Almost four weeks ago Kyriakos Zarifis wrote to the dev mailing list:

"I am experimenting with contention between lower/higher priority HTTP/2 streams, and I think I am noticing that high-priority frames are not given high priority (quickly enough)"

And he had the numbers to prove it. He configured Apache httpd to PUSH a large image when serving a page with another image. The PUSHed images was configured to have low priority.

What he, correctly, expected was that the html and contained image would be served with priority, while the PUSHed one gets much less bandwidth. What he however observed was:

The dark green indicates frame sent for a stream. The light green the time the stream was open. Surprisingly, the server sent only frames of the low priority PUSHed images and the high priority images was completely ignored during this time.

Looking at the server logs on very verbose, he saw that both requests had been received by mod_h2 and even the answer for the second was ready to be served. Only this did just not happen until the previous image was done.

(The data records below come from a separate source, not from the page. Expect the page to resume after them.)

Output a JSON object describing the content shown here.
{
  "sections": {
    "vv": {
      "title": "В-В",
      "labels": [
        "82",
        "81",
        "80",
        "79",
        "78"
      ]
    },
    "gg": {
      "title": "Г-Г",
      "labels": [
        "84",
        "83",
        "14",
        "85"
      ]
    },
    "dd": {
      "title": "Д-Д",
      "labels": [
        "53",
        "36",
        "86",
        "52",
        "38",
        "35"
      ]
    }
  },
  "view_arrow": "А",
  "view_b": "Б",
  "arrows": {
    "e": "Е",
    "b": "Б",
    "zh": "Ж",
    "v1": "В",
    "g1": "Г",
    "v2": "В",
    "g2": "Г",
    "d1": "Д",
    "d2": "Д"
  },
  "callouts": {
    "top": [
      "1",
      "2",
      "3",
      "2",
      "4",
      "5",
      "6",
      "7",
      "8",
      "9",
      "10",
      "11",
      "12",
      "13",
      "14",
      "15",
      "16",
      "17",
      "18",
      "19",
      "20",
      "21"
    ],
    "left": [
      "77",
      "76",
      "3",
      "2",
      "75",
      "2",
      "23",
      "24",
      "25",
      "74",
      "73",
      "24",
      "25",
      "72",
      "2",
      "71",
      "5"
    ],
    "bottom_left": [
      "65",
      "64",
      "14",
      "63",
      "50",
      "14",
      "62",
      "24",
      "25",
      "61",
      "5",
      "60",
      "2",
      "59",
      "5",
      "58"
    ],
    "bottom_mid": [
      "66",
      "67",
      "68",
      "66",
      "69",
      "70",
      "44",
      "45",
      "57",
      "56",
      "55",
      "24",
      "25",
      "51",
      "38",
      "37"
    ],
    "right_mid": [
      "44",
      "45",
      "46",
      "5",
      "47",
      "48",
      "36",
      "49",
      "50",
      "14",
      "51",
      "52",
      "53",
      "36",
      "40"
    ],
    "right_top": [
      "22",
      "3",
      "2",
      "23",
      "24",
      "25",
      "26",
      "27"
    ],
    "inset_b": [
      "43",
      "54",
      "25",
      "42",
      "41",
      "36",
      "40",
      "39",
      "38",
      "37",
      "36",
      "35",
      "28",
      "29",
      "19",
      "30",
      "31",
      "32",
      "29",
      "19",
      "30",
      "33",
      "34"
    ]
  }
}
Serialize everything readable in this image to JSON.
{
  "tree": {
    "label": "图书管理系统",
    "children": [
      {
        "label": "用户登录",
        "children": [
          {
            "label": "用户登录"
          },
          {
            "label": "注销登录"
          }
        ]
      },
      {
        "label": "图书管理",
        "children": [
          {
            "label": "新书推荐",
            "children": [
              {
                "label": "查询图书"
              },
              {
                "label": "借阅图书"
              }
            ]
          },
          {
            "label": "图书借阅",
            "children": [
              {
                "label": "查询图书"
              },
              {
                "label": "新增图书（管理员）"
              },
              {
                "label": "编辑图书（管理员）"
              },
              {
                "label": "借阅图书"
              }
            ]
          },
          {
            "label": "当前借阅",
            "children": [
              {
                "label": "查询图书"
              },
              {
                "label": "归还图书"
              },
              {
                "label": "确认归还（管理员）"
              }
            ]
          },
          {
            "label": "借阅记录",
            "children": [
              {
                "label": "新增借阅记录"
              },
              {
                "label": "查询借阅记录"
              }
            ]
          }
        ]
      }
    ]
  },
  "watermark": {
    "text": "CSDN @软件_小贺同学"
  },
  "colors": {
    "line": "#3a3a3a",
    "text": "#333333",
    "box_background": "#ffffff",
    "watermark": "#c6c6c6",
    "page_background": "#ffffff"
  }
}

In my ambition to make streaming out data faster and faster I had created an addict. mod_h2 was just so happy it had data to send, it no longer cared about anything else. Only when the data ran dry did it ever look up to see if anything else needed doing.

This is very bad, as Kyriakos showed in his second test setup:

Here, a user opens a first page and 2.5 seconds later navigates to another. Unfortunately, it takes very long for that page to be sent, because mod_h2 wants to send all other output first before it cares for other responses. The user needs to wait more than two seconds after her click. Clearly unacceptable.

(Side note: does this affect your setup? Well, if you serve pages with a lot of static files, probably yes. If you have Apache as proxy, probably not.)

Once the problem became clear, finding a solution was easy. From release v1.8.8 and onwards, mod_h2 checks frequently for new data and evaluates priorities, even when a lot of other things are ongoing. The page navigation now serves the next page 5-20 ms after receiving the reuqest:

and in the PUSH case from above, priorites are obeyed:

In other news, I have now a tattoo on my forearm saying:

"Be fast and nimble!".

Many thanks to Kyriakos Zarifis for his work. He also provided the graphics shown here. If you find something or have questions, talk to us at dev at

As usual, you can throw this into your 2.4.25 Apache with v1.8.11 from github. Which also has tons of other improvements.